You knew that this couldn’t be a landslide victory for Barack Obama, right?
From the fever swamps of the blogosphere to the halls of academia, there is a chorus of voices who have come to the same conclusion about the presidential election: Barack Obama is going to win in November, by something resembling a landslide.
Yet for all the breathless analysis and number-crunching that has convinced observers Obama is en route to an epic victory, there is one key historic fact that is often overlooked—most popular vote landslides were clearly visible by the end of summer. And by that indicator, 2008 doesn’t measure up.

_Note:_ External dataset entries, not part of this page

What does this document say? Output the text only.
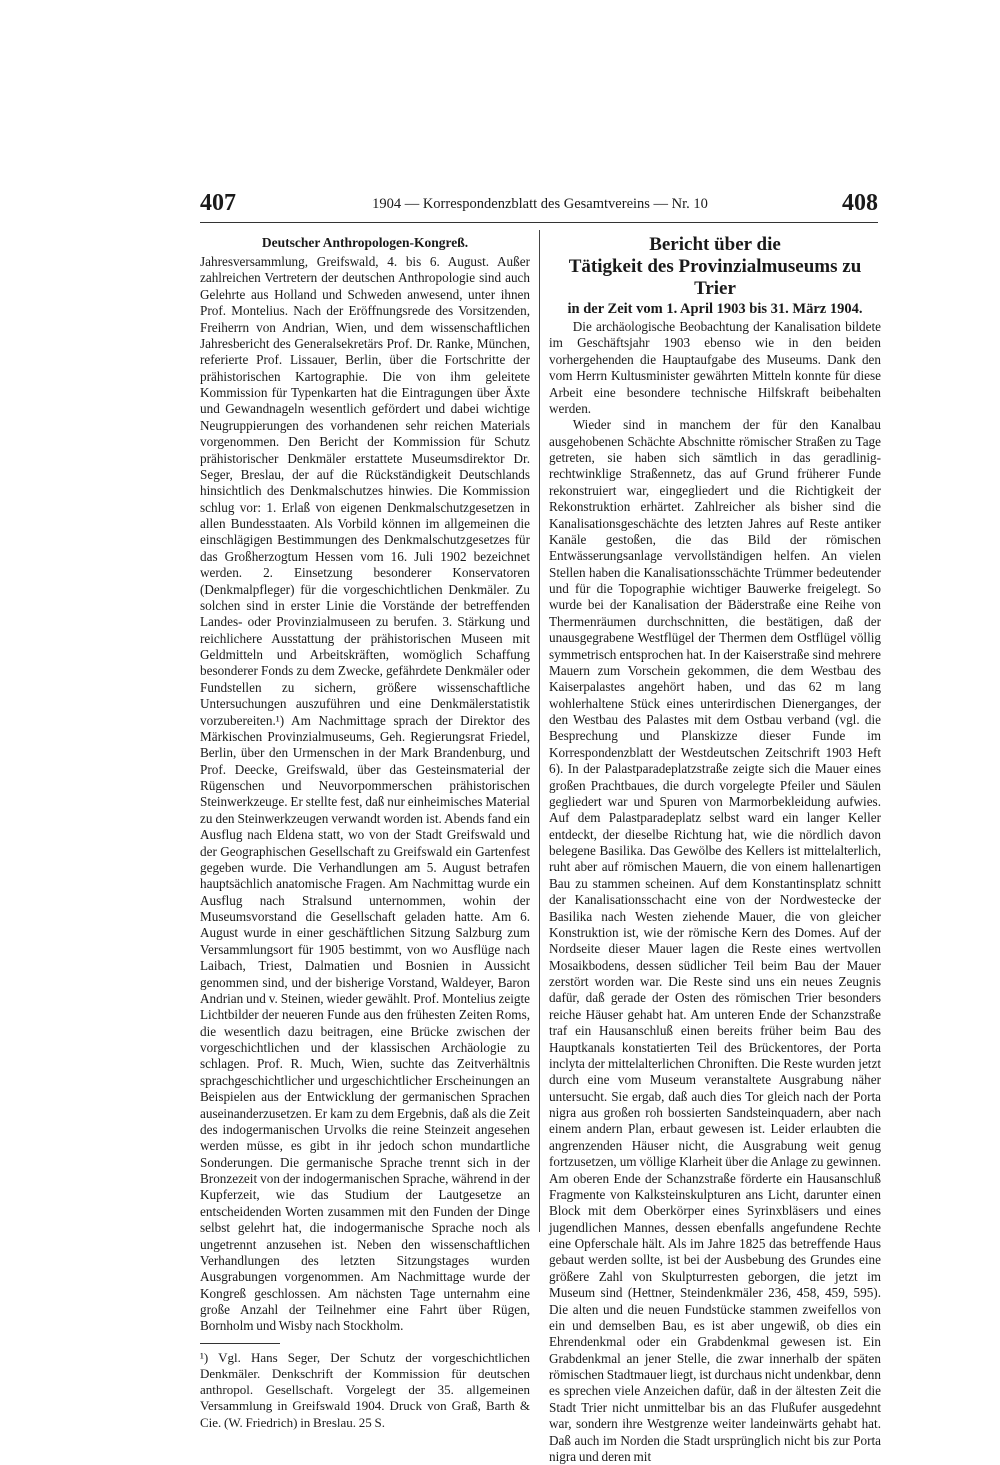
407	1904 — Korrespondenzblatt des Gesamtvereins — Nr. 10	408
Deutscher Anthropologen-Kongreß.

Jahresversammlung, Greifswald, 4. bis 6. August. Außer zahlreichen Vertretern der deutschen Anthropologie sind auch Gelehrte aus Holland und Schweden anwesend, unter ihnen Prof. Montelius. Nach der Eröffnungsrede des Vorsitzenden, Freiherrn von Andrian, Wien, und dem wissenschaftlichen Jahresbericht des Generalsekretärs Prof. Dr. Ranke, München, referierte Prof. Lissauer, Berlin, über die Fortschritte der prähistorischen Kartographie. Die von ihm geleitete Kommission für Typenkarten hat die Eintragungen über Äxte und Gewandnageln wesentlich gefördert und dabei wichtige Neugruppierungen des vorhandenen sehr reichen Materials vorgenommen. Den Bericht der Kommission für Schutz prähistorischer Denkmäler erstattete Museumsdirektor Dr. Seger, Breslau, der auf die Rückständigkeit Deutschlands hinsichtlich des Denkmalschutzes hinwies. Die Kommission schlug vor: 1. Erlaß von eigenen Denkmalschutzgesetzen in allen Bundesstaaten. Als Vorbild können im allgemeinen die einschlägigen Bestimmungen des Denkmalschutzgesetzes für das Großherzogtum Hessen vom 16. Juli 1902 bezeichnet werden. 2. Einsetzung besonderer Konservatoren (Denkmalpfleger) für die vorgeschichtlichen Denkmäler. Zu solchen sind in erster Linie die Vorstände der betreffenden Landes- oder Provinzialmuseen zu berufen. 3. Stärkung und reichlichere Ausstattung der prähistorischen Museen mit Geldmitteln und Arbeitskräften, womöglich Schaffung besonderer Fonds zu dem Zwecke, gefährdete Denkmäler oder Fundstellen zu sichern, größere wissenschaftliche Untersuchungen auszuführen und eine Denkmälerstatistik vorzubereiten.¹) Am Nachmittage sprach der Direktor des Märkischen Provinzialmuseums, Geh. Regierungsrat Friedel, Berlin, über den Urmenschen in der Mark Brandenburg, und Prof. Deecke, Greifswald, über das Gesteinsmaterial der Rügenschen und Neuvorpommerschen prähistorischen Steinwerkzeuge. Er stellte fest, daß nur einheimisches Material zu den Steinwerkzeugen verwandt worden ist. Abends fand ein Ausflug nach Eldena statt, wo von der Stadt Greifswald und der Geographischen Gesellschaft zu Greifswald ein Gartenfest gegeben wurde. Die Verhandlungen am 5. August betrafen hauptsächlich anatomische Fragen. Am Nachmittag wurde ein Ausflug nach Stralsund unternommen, wohin der Museumsvorstand die Gesellschaft geladen hatte. Am 6. August wurde in einer geschäftlichen Sitzung Salzburg zum Versammlungsort für 1905 bestimmt, von wo Ausflüge nach Laibach, Triest, Dalmatien und Bosnien in Aussicht genommen sind, und der bisherige Vorstand, Waldeyer, Baron Andrian und v. Steinen, wieder gewählt. Prof. Montelius zeigte Lichtbilder der neueren Funde aus den frühesten Zeiten Roms, die wesentlich dazu beitragen, eine Brücke zwischen der vorgeschichtlichen und der klassischen Archäologie zu schlagen. Prof. R. Much, Wien, suchte das Zeitverhältnis sprachgeschichtlicher und urgeschichtlicher Erscheinungen an Beispielen aus der Entwicklung der germanischen Sprachen auseinanderzusetzen. Er kam zu dem Ergebnis, daß als die Zeit des indogermanischen Urvolks die reine Steinzeit angesehen werden müsse, es gibt in ihr jedoch schon mundartliche Sonderungen. Die germanische Sprache trennt sich in der Bronzezeit von der indogermanischen Sprache, während in der Kupferzeit, wie das Studium der Lautgesetze an entscheidenden Worten zusammen mit den Funden der Dinge selbst gelehrt hat, die indogermanische Sprache noch als ungetrennt anzusehen ist. Neben den wissenschaftlichen Verhandlungen des letzten Sitzungstages wurden Ausgrabungen vorgenommen. Am Nachmittage wurde der Kongreß geschlossen. Am nächsten Tage unternahm eine große Anzahl der Teilnehmer eine Fahrt über Rügen, Bornholm und Wisby nach Stockholm.

¹) Vgl. Hans Seger, Der Schutz der vorgeschichtlichen Denkmäler. Denkschrift der Kommission für deutschen anthropol. Gesellschaft. Vorgelegt der 35. allgemeinen Versammlung in Greifswald 1904. Druck von Graß, Barth & Cie. (W. Friedrich) in Breslau. 25 S.

Bericht über die
Tätigkeit des Provinzialmuseums zu Trier
in der Zeit vom 1. April 1903 bis 31. März 1904.

Die archäologische Beobachtung der Kanalisation bildete im Geschäftsjahr 1903 ebenso wie in den beiden vorhergehenden die Hauptaufgabe des Museums. Dank den vom Herrn Kultusminister gewährten Mitteln konnte für diese Arbeit eine besondere technische Hilfskraft beibehalten werden.

Wieder sind in manchem der für den Kanalbau ausgehobenen Schächte Abschnitte römischer Straßen zu Tage getreten, sie haben sich sämtlich in das geradlinig-rechtwinklige Straßennetz, das auf Grund früherer Funde rekonstruiert war, eingegliedert und die Richtigkeit der Rekonstruktion erhärtet. Zahlreicher als bisher sind die Kanalisationsgeschächte des letzten Jahres auf Reste antiker Kanäle gestoßen, die das Bild der römischen Entwässerungsanlage vervollständigen helfen. An vielen Stellen haben die Kanalisationsschächte Trümmer bedeutender und für die Topographie wichtiger Bauwerke freigelegt. So wurde bei der Kanalisation der Bäderstraße eine Reihe von Thermenräumen durchschnitten, die bestätigen, daß der unausgegrabene Westflügel der Thermen dem Ostflügel völlig symmetrisch entsprochen hat. In der Kaiserstraße sind mehrere Mauern zum Vorschein gekommen, die dem Westbau des Kaiserpalastes angehört haben, und das 62 m lang wohlerhaltene Stück eines unterirdischen Dienerganges, der den Westbau des Palastes mit dem Ostbau verband (vgl. die Besprechung und Planskizze dieser Funde im Korrespondenzblatt der Westdeutschen Zeitschrift 1903 Heft 6). In der Palastparadeplatzstraße zeigte sich die Mauer eines großen Prachtbaues, die durch vorgelegte Pfeiler und Säulen gegliedert war und Spuren von Marmorbekleidung aufwies. Auf dem Palastparadeplatz selbst ward ein langer Keller entdeckt, der dieselbe Richtung hat, wie die nördlich davon belegene Basilika. Das Gewölbe des Kellers ist mittelalterlich, ruht aber auf römischen Mauern, die von einem hallenartigen Bau zu stammen scheinen. Auf dem Konstantinsplatz schnitt der Kanalisationsschacht eine von der Nordwestecke der Basilika nach Westen ziehende Mauer, die von gleicher Konstruktion ist, wie der römische Kern des Domes. Auf der Nordseite dieser Mauer lagen die Reste eines wertvollen Mosaikbodens, dessen südlicher Teil beim Bau der Mauer zerstört worden war. Die Reste sind uns ein neues Zeugnis dafür, daß gerade der Osten des römischen Trier besonders reiche Häuser gehabt hat. Am unteren Ende der Schanzstraße traf ein Hausanschluß einen bereits früher beim Bau des Hauptkanals konstatierten Teil des Brückentores, der Porta inclyta der mittelalterlichen Chroniften. Die Reste wurden jetzt durch eine vom Museum veranstaltete Ausgrabung näher untersucht. Sie ergab, daß auch dies Tor gleich nach der Porta nigra aus großen roh bossierten Sandsteinquadern, aber nach einem andern Plan, erbaut gewesen ist. Leider erlaubten die angrenzenden Häuser nicht, die Ausgrabung weit genug fortzusetzen, um völlige Klarheit über die Anlage zu gewinnen. Am oberen Ende der Schanzstraße förderte ein Hausanschluß Fragmente von Kalksteinskulpturen ans Licht, darunter einen Block mit dem Oberkörper eines Syrinxbläsers und eines jugendlichen Mannes, dessen ebenfalls angefundene Rechte eine Opferschale hält. Als im Jahre 1825 das betreffende Haus gebaut werden sollte, ist bei der Ausbebung des Grundes eine größere Zahl von Skulpturresten geborgen, die jetzt im Museum sind (Hettner, Steindenkmäler 236, 458, 459, 595). Die alten und die neuen Fundstücke stammen zweifellos von ein und demselben Bau, es ist aber ungewiß, ob dies ein Ehrendenkmal oder ein Grabdenkmal gewesen ist. Ein Grabdenkmal an jener Stelle, die zwar innerhalb der späten römischen Stadtmauer liegt, ist durchaus nicht undenkbar, denn es sprechen viele Anzeichen dafür, daß in der ältesten Zeit die Stadt Trier nicht unmittelbar bis an das Flußufer ausgedehnt war, sondern ihre Westgrenze weiter landeinwärts gehabt hat. Daß auch im Norden die Stadt ursprünglich nicht bis zur Porta nigra und deren mit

In five of the six post-war landslides (defined as a victory of 10 percentage points or more) the eventual winner was ahead by at least 10 percentage points in the polls at the close of August, according to a Politico analysis of historical Gallup polls. Over the past week, however, Gallup’s daily tracking poll pegs Obama ahead of John McCain by a margin of 2 to 5 percentage points.
I don’t expect Obama to lose the election to John McCain, but I also don’t expect him to run away with the Presidency. It has been a rough couple of years for the economy, the US and its people. It is obvious that the people are ready for a change, but I’m not sure if the country is sure of who they would like to see in office.
Time will tell who will win the general election in November. This month will be very interesting as we have the Democratic National Convention in Denver in just two weeks followed soon after by the Republican National Convention.
Obama will be announcing his candidate shortly, via text message, and I for one believe that his choice of a running mate may be the ultimate decider whether he wins in November, or loses. At least now we know it won’t be John Edwards, right? Thoughts?